La performance des féministes sur internet est très traversée par la présence d’attaques sur l’honneur, sur le mouvement, sur nos principaux agendas, sur les activistes. Maria d’Ajuda veut être un autre bras de la lutte féministe pour les moments où nous avons besoin les unes des autres pour faire face aux menaces numériques de manière accueillante et favorisant l’autonomie.
Le scénario est de plus en plus complexe par rapport à nos performances en ligne, d’autant plus en ce moment qu’Internet traverse de nombreux domaines de nos vies et est une étape de dispute intense sur les manières d’être et de vivre. Comme le mouvement féministe le sait bien, notre protection doit être dans différents domaines pour qu’elle soit globale. Notre protection doit imprégner un pacte collectif de soin et de transmission du savoir entre nous, afin qu’il se construise de manière cohérente et durable. Chaque fois qu’une compagne, un collectif ou une organisation prend l’initiative d’être plus sûre sur Internet, il est nécessaire de réfléchir à la manière dont cette plus grande sécurité ne sera atteinte que si elle est collective : avec l’engagement du plus grand nombre de personnes qui sont en lutte pendant le processus de changement culturel dans l’utilisation des technologies.

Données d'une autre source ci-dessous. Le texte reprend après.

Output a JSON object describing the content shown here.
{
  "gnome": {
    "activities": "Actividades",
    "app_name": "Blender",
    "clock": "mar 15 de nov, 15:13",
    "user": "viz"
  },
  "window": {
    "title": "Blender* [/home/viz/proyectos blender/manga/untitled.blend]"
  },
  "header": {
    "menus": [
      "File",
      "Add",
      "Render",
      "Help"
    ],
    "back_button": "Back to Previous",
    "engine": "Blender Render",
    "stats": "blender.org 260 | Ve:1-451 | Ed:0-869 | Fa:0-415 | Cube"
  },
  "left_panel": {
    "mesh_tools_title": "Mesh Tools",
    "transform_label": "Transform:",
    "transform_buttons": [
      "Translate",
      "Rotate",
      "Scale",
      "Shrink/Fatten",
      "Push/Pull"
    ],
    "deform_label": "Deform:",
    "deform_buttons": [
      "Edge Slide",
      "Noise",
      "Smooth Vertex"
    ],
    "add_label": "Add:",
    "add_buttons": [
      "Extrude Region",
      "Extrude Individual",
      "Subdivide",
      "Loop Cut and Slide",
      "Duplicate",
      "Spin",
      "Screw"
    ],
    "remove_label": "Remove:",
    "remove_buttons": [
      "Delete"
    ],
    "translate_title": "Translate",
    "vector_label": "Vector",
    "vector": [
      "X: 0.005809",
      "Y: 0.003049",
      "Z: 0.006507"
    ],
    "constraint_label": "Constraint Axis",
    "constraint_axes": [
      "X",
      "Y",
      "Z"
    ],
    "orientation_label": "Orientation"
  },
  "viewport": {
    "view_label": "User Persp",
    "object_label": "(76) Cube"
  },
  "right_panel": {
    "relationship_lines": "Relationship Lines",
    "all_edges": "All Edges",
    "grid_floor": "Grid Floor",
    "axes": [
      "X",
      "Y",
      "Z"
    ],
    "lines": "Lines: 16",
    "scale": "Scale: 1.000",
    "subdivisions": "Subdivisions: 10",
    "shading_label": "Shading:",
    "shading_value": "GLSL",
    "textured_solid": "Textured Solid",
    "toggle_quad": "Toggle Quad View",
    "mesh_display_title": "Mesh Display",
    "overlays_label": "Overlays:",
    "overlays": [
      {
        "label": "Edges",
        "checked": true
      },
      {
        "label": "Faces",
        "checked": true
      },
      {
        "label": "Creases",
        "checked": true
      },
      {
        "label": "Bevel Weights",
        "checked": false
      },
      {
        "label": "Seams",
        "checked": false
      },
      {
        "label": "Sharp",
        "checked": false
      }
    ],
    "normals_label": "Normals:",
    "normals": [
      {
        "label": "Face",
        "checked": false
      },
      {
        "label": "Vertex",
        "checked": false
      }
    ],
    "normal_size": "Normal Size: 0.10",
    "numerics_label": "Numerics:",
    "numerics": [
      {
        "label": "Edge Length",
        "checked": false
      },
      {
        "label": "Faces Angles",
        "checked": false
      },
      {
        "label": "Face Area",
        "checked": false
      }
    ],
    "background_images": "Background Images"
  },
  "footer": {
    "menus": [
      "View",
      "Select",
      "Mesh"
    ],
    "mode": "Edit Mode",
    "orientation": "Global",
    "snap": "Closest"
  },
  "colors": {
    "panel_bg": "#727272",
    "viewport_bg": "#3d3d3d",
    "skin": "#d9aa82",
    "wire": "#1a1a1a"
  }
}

Construire l’Internet que nous voulons est un exercice conjoint de réflexion et de repenser nos actions sur elle et son impact sur le mouvement dans son ensemble.
Les féministes ont un rôle fondamental dans la réflexion sur cet avenir d’Internet, qui a pour piliers le soin, l’affection, l’éducation, l’analyse intersectionnelle, le respect de l’environnement, les générations multiples unies, les territoires, les cultures, les réseaux entre les personnes, l’accueil et bien plus de choses que nous ne connaissons pas encore, mais nous oserons construire ensemble.